Ce lundi 6 mai 2024 coïncide exactement avec les 3 ans de l’instauration de l’état de siège par Félix Tshisekedi. C’était en 2021 que l’ordonnance du chef de l’Etat avait été promulguée, mettant ainsi le Nord-Kivu et l’Ituri dans un régime exceptionnel, pour, disait-on, lutter contre l’activisme des groupes armés.
Cependant, comme point n’est plus besoin de le rappeler, la mesure a déjà été tournée en bourrique par l’action des milices. Pourtant, dès le départ, des voix s’élevaient pour demander au gouvernement congolais de recadrer le tir étant donné les faibles résultats de la mesure. Mai, peine perdue. La voix de la population tombait fraîchement dans les oreilles des sourds. Le chef de l’Etat ne voulait pas leur prêter cette oreille là.
À Kinshasa et dans certains coins du pays, les partisans du régime qualifiaient les ressortissants de l’est d’anti-état de siège, d’anti-Tshisekedi. Ils ont même été soupçonnés de travailler de connivence avec l’ennemi pour faire échouer le pouvoir. Ils ont été qualifiés de tous les noms d’oiseaux. Mais, comme le temps est le meilleur allié de l’homme et de la vérité, les cartes ont déjà bougé et les analyses sont déjà dans un sens tout comme dans un autre.
L’action du Rwanda aux couleurs du M23 a finalement déjà changé la donne. Contrairement à ce que Jules Alingete, Inspecteur général des finances et bras droit de Tshisekedi, déclarait en 2022 devant des investisseurs étrangers à Houston, aux USA, que la guerre se passait à plus de 2000 kms des institutions et à plus de 600 kms du chef-lieu du Nord-Kivu, les faits sur le terrain ont déjà démontré une autre réalité.
Car, c’est à la porte de Goma que les rebelles ont engagé les hostilités.

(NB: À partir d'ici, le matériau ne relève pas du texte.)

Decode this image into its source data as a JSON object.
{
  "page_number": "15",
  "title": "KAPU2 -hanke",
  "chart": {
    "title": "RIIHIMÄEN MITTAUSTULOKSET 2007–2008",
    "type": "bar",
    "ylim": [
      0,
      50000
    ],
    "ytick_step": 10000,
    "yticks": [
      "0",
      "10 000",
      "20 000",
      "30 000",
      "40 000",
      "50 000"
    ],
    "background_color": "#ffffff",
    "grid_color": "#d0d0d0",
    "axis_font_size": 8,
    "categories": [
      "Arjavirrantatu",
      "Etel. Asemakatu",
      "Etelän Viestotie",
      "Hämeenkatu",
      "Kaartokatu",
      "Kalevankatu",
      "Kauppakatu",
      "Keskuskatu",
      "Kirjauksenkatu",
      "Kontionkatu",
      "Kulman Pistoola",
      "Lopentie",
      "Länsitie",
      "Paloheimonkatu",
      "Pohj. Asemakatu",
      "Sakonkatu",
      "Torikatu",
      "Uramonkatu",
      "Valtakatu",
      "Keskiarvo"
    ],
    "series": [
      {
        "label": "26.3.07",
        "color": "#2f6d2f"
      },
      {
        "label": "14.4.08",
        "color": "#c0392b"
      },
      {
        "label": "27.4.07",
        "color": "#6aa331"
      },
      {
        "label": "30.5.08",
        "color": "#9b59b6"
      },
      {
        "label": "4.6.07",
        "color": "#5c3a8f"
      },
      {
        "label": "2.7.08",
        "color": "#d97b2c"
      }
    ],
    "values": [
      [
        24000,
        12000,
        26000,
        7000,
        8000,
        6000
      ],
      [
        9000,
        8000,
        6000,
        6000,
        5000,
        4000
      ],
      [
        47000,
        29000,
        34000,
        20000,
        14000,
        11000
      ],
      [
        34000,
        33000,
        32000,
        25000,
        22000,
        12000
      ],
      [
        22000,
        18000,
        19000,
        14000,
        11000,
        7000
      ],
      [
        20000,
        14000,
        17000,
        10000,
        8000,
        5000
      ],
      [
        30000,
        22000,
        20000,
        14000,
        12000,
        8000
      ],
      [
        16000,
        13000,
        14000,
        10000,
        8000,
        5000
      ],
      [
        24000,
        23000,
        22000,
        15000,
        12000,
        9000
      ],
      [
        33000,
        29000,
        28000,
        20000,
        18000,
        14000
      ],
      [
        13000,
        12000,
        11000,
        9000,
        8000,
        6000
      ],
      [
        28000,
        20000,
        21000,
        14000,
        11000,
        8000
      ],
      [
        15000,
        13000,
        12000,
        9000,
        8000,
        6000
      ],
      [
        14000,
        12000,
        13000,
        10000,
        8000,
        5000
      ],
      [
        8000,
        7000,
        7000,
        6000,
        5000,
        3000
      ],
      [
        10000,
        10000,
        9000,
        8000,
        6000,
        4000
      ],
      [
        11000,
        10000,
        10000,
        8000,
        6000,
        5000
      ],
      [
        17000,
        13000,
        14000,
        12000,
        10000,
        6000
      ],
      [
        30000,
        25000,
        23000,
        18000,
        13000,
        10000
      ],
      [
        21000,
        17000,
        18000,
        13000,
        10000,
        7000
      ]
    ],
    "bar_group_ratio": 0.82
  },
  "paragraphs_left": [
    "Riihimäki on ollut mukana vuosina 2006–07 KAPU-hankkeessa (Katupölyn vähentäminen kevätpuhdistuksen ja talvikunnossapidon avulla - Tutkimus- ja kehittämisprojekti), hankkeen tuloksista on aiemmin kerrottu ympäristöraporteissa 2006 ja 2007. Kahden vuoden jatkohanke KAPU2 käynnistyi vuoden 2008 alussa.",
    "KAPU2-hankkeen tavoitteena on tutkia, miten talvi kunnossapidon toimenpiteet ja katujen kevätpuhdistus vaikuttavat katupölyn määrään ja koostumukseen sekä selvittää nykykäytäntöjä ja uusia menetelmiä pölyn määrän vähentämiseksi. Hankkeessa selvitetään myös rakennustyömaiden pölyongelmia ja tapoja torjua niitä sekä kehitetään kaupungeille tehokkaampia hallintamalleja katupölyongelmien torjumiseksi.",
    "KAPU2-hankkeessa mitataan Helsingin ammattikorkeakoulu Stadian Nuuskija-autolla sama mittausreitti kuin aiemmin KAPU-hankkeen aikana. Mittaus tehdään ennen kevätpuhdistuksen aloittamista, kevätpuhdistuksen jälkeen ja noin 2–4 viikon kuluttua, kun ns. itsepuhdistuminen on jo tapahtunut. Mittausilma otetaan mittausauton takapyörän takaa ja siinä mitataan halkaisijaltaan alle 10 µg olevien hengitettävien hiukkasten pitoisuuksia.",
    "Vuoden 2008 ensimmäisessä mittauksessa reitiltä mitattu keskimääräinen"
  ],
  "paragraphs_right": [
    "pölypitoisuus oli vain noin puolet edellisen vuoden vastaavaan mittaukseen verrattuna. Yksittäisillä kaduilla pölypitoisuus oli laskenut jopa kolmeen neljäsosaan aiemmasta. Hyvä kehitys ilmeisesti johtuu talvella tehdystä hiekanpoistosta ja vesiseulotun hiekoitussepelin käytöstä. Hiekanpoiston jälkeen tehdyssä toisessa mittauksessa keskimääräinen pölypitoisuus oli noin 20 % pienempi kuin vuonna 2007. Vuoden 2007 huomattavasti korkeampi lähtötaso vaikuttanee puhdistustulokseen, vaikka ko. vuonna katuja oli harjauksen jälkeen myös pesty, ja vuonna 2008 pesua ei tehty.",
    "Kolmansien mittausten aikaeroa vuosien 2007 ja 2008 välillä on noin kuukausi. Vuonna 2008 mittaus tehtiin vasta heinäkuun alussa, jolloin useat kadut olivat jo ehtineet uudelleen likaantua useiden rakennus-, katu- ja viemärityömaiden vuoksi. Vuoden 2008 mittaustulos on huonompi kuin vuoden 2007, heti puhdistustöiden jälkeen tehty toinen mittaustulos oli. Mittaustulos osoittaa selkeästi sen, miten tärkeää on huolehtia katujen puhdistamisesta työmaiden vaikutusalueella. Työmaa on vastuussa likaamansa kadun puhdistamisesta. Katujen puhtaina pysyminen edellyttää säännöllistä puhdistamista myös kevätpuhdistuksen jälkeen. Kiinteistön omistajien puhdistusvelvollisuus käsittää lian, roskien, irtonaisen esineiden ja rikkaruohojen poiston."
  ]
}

À une vingtaine de kilomètres seulement. Et pourtant, c’est ici le siège des institutions provinciales. La ville où tout se décide sous la houlette des autorités militaires de l’état de siège. Conduit aujourd’hui par le général Peter Cirimwami, l’état de siège inspirait confiance. Confiée entre les mains d’un si haut gradé de l’armée, la population s’attendait à l’amélioration de la situation. Aujourd’hui, l’ennemi s’est métamorphosé et agit près de la capitale provinciale. Certains analystes craignent déjà que Goma retombe entre les mains des rebelles alors qu’en plein état de siège.
Par ailleurs, dans le Masisi, le même ennemi avance et toque aux portes du Sud-Kivu. Après avoir conquis Rubaya puis Bitonga la semaine qui s’est achevée, le M23 avance vers l’autre province où des bombes sont même tombées dans l’agglomération de Minova.
Félix Tshisekedi doit tirer toutes les conséquences
Au regard de la dégradation de la situation, les autorités congolaises doivent arrêter de feindre et de minimiser les faits. Elles doivent forcément reconnaître avoir échoué de ce côté. La menace est grande et la réponse doit être proportionnelle.
« Quand une mesure exceptionnelle dure longtemps, elle cesse de l’être, elle se normalise et la population s’y habitue », déclaraient déjà les députés provinciaux du Nord-Kivu dans une correspondance adressée au chef de l’État en février 2022.
A ce stade, alors que l’état de siège a déjà perdu toute sa saveur, Kinshasa doit penser à une nouvelle voie de sortie. Ancien vice-président de l’Assemblée provinciale du Nord-Kivu, l’ex-député Jean-Paul Lumbulumbu préconisait déjà que cette mesure soit seulement concentrée dans les zones les plus insécurisées afin que tous les moyens logistiques, financiers et même humains soient déployés sur place avec la possibilité d’étouffer l’ennemi. D’autres suggéraient le remplacement de l’état de siège par l’état d’urgence sécuritaire, etc
Mais, en un mot comme en mille, l’état de siège a plus été une tracasserie contre des civils plutôt qu’être une solution. Elle n’a réussi à éradiquer aucun groupe armé mais a assisté impuissamment à la résurgence du M23 ainsi que d’autres milices.
Trois ans après, on note que les responsables de l’état de siège installés dans les territoires de Masisi et Rutshuru ont déjà fui les entités sous leur administration à cause de la présence de la rébellion. Cependant, en dépit de ce bilan, Félix Tshisekedi continue de maintenir la situation telle quelle, affirmant même que l’état de siège était la voie appropriée pour restaurer la paix dans l’est.